Il est, dans le décor pétrifié de Beni-Ounif, des soirs lourds, des soirs funèbres, où le siroco sème des cendres grises sur les choses, où le noir cafard envahit les âmes et les replie sur elles-mêmes en une angoisse morne.

Pas de calme et d’anéantissement voluptueux de l’être, dans ce paysage sans douceur, aux lignes dures, heurtées, aux couleurs éteintes.

Ces soirs-là, pour chercher les aspects connus et aimés du vrai désert berceur, je m’enfuis vers Djenan-ed-Dar, tout proche, petite poignée de poussière humaine, essai timide de vie perdu dans le vide et la stérilité de la plaine immense, libre, tranquille.

Au sud d’Ounif, la chaîne basse du Gara s’avance et finit en éperon arrondi, tout rose, éventré de larges plaies blanches qui sont des carrières.

Et là, au tournant, brusquement, tout change. C’est l’espace sans bornes, aux lignes douces, imprécises, ne s’imposant pas à l’œil, fuyant vers les inconnus de lumière.

Une monotonie harmonieuse des choses, un sol ardent et rouge, un horizon de feu changeant.

Seule végétation, d’aspect minéral elle-même, le bossellement innombrable du « degaâ » argenté que les soldats ont surnommé le « chou-fleur », l’étrange plante de la hamada de pierre, une agglomération serrée, ronde, de petites étoiles dures et aiguës, tenant au sol par une seule faible tige ligueuse.

Et rien d’autre, à peine quelques touffes d’alfa.

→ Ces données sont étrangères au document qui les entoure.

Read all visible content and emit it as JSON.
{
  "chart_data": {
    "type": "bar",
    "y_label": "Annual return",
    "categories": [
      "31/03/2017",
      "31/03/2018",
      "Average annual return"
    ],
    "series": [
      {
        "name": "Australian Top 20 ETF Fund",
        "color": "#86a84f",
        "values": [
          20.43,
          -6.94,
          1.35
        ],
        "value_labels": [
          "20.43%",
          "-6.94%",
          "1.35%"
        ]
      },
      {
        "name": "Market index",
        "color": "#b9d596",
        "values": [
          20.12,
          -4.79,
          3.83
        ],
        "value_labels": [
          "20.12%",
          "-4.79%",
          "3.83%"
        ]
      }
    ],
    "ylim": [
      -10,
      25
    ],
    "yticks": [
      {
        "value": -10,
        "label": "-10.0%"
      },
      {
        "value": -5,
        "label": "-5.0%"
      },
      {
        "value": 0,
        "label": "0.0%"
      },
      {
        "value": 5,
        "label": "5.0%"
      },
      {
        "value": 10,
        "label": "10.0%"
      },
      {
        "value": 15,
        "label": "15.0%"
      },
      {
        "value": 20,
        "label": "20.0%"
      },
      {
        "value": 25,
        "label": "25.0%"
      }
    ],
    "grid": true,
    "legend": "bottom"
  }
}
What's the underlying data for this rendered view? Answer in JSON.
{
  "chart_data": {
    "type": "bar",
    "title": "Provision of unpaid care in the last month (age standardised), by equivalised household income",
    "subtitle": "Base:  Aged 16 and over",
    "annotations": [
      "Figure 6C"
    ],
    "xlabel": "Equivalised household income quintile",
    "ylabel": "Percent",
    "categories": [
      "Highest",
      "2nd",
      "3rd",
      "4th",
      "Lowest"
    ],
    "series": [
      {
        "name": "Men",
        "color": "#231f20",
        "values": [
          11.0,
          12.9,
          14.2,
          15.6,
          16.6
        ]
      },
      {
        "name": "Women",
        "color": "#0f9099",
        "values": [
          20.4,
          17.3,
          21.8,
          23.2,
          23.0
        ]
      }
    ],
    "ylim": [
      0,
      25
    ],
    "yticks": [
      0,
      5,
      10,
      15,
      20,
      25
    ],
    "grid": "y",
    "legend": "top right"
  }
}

Vers l’Est, vague comme un amas de nuages bleutés, une chaîne de montagnes et les dunes de la Zousfana, tachetées du noir des dattiers disséminés.

Au Sud, plus rien, l’horizon qui flambe vide et superbe… Très loin, à peine distincte, la silhouette rectiligne du Djebel-Sidi-Moumène qui s’éteint dans le rayonnement morne du ciel.